Karren Ablaze, writing recently for the Guardian about her new book, reflects on the twentieth year anniversary of riot grrrl - a feminist punk movement concocted of bands like L7 and Babes in Toyland, that shot female musicians into the limelight and challenged the male-dominated world of alternative music.
"March 1993", she says, "and a [musical] storm is about to hit... The new ethos is screamed loud and clear: girls can have the stage, and they can run the show".
It certainly did that. As Ablaze writes:
To be a girl in 1990s America meant being fed on media lies that to be acceptable you must be impossibly thin and as pretty as a photoshopped picture. The official line is that you have equality with boys, yet your reproductive rights are being eroded. You have a high chance of being raped, sexually harassed or sexually abused, and a very low chance that any perpetrator gets convicted, and you'll be told you deserved it anyway because of what you wore or where you went. Want to scream? Want to make some noise? You might, but you're only going to get told to shut up and stop making a fuss, so what's the point?
Despite the fact that the music industry was run in exactly the same fashion, riot grrrl spurred on an angry generation of female musicians to take up arms, as well as guitars, and fight back against the patriarchy, both in the record label boardrooms and across society in general.
Ablaze's own fanzine, aptly called Ablaze!, did much to generate the talk about riot grrrl and what it meant, what the fight was, who the fight was aimed at and how women could get organised. Addressing the scene, the fanzine also acted as a political voice, sold or handed out on the streets outside gigs by English bands such as Huggy Bear.

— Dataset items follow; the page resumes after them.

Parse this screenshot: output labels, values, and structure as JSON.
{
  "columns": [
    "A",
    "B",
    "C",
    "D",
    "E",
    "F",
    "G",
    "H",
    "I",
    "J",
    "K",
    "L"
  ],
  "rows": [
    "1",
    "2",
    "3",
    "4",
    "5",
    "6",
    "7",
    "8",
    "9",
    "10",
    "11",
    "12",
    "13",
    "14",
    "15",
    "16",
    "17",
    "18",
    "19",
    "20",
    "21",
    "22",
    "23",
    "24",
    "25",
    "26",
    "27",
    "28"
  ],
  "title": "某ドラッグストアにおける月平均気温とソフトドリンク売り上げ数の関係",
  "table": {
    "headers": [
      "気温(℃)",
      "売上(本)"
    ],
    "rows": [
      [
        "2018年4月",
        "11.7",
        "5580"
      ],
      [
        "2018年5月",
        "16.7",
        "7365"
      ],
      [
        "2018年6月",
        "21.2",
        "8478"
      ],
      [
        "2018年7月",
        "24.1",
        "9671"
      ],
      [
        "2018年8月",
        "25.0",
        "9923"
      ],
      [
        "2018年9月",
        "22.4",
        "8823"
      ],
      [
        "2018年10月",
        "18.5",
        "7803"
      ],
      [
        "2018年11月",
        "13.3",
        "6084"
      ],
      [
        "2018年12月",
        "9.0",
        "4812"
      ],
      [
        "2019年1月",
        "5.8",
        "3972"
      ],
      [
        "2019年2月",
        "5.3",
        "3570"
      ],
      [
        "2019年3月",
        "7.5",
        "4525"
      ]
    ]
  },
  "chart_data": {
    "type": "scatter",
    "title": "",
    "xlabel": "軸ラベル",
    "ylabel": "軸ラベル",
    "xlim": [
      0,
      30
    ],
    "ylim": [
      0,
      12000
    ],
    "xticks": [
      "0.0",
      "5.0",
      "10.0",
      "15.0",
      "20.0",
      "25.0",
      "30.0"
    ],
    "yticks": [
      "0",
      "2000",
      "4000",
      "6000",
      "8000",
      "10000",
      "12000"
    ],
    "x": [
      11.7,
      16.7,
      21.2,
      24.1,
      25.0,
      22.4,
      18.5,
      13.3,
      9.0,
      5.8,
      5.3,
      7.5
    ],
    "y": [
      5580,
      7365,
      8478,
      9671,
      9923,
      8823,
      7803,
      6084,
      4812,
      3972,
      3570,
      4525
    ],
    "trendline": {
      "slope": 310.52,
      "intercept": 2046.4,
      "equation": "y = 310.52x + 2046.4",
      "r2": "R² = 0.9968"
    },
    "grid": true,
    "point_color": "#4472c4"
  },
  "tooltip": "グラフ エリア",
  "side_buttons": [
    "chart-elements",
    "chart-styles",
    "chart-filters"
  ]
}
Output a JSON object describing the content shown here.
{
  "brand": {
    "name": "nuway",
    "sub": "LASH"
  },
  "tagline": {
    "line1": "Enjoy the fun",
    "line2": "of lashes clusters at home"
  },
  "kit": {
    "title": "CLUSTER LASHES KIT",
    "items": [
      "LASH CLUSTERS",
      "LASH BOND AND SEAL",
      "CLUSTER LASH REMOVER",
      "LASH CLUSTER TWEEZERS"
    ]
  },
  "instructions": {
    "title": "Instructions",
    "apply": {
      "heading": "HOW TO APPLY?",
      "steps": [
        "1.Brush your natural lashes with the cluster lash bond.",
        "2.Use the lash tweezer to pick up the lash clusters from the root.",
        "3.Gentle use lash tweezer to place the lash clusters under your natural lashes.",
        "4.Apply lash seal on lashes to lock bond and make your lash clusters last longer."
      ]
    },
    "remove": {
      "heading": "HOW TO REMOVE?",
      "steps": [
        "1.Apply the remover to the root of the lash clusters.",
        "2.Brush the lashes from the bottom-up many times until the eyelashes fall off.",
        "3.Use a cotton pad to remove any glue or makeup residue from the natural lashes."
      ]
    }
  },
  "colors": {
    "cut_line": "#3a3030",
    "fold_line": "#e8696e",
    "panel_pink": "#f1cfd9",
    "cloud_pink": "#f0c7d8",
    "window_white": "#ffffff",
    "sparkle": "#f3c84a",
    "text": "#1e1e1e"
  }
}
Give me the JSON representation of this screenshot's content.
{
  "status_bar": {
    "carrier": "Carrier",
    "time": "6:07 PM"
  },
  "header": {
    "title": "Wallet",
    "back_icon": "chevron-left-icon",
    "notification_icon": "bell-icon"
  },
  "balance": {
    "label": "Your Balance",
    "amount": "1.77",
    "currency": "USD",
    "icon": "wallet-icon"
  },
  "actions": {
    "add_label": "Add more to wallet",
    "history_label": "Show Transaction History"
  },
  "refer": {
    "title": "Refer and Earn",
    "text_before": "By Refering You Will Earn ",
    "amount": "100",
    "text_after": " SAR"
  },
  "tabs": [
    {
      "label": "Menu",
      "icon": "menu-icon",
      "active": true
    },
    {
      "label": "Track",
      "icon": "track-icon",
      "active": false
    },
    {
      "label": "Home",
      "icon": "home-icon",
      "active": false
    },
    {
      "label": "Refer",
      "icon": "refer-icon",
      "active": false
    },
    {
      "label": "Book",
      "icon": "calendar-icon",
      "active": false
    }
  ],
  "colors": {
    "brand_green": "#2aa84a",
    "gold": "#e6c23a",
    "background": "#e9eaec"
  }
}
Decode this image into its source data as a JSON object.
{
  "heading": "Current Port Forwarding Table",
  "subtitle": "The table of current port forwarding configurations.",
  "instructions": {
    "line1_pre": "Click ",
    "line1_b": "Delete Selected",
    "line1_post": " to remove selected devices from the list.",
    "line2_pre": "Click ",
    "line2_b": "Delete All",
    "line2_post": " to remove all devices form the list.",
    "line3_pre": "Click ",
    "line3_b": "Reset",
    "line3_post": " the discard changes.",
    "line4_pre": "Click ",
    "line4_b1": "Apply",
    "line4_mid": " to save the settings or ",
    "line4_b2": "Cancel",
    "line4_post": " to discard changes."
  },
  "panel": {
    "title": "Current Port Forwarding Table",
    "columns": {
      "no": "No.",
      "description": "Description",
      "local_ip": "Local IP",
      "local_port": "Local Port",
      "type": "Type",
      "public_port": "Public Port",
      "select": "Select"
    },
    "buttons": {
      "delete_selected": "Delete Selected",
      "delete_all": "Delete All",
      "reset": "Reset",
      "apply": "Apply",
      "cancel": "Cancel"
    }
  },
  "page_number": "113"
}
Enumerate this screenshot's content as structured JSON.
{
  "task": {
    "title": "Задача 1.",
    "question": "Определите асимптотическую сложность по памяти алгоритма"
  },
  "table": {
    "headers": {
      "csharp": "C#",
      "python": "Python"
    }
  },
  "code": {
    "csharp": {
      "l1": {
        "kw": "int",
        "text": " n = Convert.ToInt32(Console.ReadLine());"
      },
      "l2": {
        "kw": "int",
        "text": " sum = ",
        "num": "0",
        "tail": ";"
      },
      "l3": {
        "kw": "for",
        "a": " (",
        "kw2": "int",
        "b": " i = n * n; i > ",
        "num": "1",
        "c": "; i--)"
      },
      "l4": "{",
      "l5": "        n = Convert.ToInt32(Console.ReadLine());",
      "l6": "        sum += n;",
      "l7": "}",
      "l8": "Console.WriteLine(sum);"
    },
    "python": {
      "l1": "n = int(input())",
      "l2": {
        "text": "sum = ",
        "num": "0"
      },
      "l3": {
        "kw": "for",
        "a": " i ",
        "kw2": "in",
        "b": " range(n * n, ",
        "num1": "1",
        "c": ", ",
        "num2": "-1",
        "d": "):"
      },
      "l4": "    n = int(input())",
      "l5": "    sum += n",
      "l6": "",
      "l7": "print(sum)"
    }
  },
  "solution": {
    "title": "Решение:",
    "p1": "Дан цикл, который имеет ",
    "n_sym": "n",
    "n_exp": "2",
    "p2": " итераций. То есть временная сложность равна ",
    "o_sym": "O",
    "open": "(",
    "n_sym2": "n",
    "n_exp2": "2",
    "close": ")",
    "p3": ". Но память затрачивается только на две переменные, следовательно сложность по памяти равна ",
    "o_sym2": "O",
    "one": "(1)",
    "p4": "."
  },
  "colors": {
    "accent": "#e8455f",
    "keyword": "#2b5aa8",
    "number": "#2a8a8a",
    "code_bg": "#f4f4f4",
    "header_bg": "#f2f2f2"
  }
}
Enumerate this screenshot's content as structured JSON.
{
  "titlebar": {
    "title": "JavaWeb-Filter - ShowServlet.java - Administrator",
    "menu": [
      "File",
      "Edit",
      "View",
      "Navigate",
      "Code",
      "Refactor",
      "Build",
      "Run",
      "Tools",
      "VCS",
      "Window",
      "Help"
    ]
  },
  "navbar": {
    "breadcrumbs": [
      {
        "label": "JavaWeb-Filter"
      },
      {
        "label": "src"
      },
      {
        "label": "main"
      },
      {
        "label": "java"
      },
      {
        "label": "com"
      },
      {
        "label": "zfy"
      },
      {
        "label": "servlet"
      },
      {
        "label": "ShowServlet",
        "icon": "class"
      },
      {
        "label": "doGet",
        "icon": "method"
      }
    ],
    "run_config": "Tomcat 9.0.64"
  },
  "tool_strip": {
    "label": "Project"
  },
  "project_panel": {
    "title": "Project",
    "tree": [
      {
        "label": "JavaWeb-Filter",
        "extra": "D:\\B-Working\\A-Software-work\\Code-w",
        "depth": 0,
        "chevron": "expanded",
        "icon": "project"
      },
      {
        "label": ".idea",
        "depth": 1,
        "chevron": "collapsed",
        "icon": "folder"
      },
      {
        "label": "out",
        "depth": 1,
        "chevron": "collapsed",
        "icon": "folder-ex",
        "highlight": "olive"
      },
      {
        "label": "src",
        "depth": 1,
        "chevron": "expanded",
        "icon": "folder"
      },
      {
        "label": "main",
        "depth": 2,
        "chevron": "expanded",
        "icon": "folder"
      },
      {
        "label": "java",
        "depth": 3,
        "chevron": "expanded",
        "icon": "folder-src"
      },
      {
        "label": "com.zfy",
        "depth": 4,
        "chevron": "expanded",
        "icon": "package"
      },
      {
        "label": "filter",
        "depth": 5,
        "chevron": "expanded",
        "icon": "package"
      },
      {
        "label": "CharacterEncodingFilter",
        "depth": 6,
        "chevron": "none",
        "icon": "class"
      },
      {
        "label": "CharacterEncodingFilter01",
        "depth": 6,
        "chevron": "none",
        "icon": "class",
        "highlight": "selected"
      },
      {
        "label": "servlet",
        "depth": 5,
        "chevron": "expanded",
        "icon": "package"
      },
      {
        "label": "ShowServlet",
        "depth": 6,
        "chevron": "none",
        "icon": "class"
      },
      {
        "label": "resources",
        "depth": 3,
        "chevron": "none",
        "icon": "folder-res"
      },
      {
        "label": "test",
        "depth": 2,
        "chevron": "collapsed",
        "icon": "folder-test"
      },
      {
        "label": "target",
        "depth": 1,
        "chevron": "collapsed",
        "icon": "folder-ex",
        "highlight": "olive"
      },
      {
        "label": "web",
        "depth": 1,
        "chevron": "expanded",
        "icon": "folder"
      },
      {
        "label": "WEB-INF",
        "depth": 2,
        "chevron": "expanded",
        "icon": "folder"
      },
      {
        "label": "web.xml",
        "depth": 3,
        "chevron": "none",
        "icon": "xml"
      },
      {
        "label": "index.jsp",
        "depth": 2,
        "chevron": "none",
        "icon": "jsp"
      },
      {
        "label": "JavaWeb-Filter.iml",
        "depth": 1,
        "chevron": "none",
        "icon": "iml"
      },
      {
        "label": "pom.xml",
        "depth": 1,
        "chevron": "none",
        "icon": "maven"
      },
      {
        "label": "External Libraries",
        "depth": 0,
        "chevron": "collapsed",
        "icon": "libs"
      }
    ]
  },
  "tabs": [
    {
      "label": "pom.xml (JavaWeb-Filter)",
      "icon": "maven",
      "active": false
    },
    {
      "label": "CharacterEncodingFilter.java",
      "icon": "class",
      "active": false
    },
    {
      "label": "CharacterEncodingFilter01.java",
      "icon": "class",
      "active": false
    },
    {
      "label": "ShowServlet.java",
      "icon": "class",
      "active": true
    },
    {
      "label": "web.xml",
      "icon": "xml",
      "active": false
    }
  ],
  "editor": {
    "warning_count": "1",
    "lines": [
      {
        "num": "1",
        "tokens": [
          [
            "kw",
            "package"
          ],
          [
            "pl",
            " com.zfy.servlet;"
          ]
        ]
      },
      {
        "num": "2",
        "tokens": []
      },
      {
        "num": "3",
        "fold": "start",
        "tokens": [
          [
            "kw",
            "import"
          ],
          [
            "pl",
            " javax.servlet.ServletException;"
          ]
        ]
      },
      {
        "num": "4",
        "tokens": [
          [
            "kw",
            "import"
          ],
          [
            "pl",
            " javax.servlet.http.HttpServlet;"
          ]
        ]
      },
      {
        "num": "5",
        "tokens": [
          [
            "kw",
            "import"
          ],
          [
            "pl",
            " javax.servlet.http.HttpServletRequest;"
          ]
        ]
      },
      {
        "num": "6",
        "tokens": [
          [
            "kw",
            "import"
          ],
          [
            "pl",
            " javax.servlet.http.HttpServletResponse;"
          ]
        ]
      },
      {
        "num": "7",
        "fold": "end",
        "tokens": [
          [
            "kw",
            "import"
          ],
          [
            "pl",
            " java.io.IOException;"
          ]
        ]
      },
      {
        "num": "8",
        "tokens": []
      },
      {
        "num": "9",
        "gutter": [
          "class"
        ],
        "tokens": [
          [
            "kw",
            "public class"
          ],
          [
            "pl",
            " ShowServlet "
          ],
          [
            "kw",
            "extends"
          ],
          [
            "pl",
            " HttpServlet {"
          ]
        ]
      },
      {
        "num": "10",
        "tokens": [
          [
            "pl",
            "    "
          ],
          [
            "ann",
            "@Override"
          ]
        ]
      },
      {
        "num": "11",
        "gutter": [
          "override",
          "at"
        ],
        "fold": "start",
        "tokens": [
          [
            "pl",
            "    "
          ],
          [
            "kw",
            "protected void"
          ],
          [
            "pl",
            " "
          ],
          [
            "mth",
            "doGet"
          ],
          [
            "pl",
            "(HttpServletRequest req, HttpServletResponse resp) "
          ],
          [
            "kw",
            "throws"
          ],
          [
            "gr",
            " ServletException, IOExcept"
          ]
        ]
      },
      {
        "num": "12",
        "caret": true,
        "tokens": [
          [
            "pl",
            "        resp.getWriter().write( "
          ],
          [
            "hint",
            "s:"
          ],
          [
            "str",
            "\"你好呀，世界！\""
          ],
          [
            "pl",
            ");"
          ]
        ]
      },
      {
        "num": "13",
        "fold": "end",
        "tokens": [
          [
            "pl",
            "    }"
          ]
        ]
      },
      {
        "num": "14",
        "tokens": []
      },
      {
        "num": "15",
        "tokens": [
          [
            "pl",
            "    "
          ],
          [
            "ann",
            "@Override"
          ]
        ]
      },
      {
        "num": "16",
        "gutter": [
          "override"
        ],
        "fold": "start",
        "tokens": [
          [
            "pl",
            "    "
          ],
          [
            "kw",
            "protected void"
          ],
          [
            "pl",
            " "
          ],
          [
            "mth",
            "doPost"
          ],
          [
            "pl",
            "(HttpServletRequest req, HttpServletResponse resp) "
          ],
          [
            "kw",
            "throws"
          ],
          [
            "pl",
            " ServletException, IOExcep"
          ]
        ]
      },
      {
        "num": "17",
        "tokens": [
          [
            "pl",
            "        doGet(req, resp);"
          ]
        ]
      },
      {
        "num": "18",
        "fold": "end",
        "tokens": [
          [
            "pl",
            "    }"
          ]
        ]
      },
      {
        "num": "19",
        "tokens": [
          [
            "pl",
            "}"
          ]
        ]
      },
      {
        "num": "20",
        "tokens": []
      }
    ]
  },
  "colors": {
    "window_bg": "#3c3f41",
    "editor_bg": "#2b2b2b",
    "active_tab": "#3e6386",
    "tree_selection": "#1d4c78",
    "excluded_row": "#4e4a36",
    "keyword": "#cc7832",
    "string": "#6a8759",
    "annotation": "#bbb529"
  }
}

One of the main feminist criticisms of the 'zines like Ablaze! was that the reach for its audience was rather limited. Though riot grrrl was explosive it was still niche. The worth of the message was so that some feminists felt it needed to be echoed to more people, who were perhaps less inclined toward punk rock.
Caitlin Moran in her seminal book How To Be A Woman wrote, raving about riot grrrl, said that:
"the kind of girls who really need a hardcore feminist movement - in council blocks, listening to Radio 1, fantasising about New Kids On The Block - are unlikely to come across a photocopied Riot Grrrl fanzine being handed out outside a Sebadoh gig. Any revolution worth its salt needs to get its message across to as many people as possible".
So years after has the message widened out? Today we don't have the New Kids On The Block, but their equivalent in popular culture - who many girls are listening to today - are they spreading the message? Are those girls, who Moran says really need a feminist movement, catered for?
Moran, again in How To Be A Woman, talks about her encounter with Lady Gaga, who at the time was being touted as the "next big feminist icon", explaining her particular brand of this as for:
"gay equality, sexual equality, political activism, tolerance and getting shit-faced on the dance floor whilst busting out some serious moves. And wearing a lobster on her head."
In spite of the contentious use of the word "bitches" in her new single, consider also the words of Beyonce in a 2010 Daily Mail article:
"I think I am a feminist in a way. It's not something I consciously decided I was going to be; perhaps it's because I grew up in a singing group with other women, and that was so helpful to me. It kept me out of so much trouble and out of bad relationships ... I love being a woman and I love being a friend to other women. I think we learn a lot from our female friends - female friendship is very, very important. It's good to support each other and I do try to put that message in my music".
Riot grrrl was a tremendous step in the feminist political becoming, and channelled a very serious political message through the medium of music to attract multiple crowds. But its inability to reach further feeds into a very vibrant debate about popular feminism and one cloaked in "esoteric theory".
Today popular artists like Beyonce and Lady Gaga are taking a similar message to the riot grrrls to a wider audience and ensuring it is one that speaks to real life - for which we have popular feminism to thank.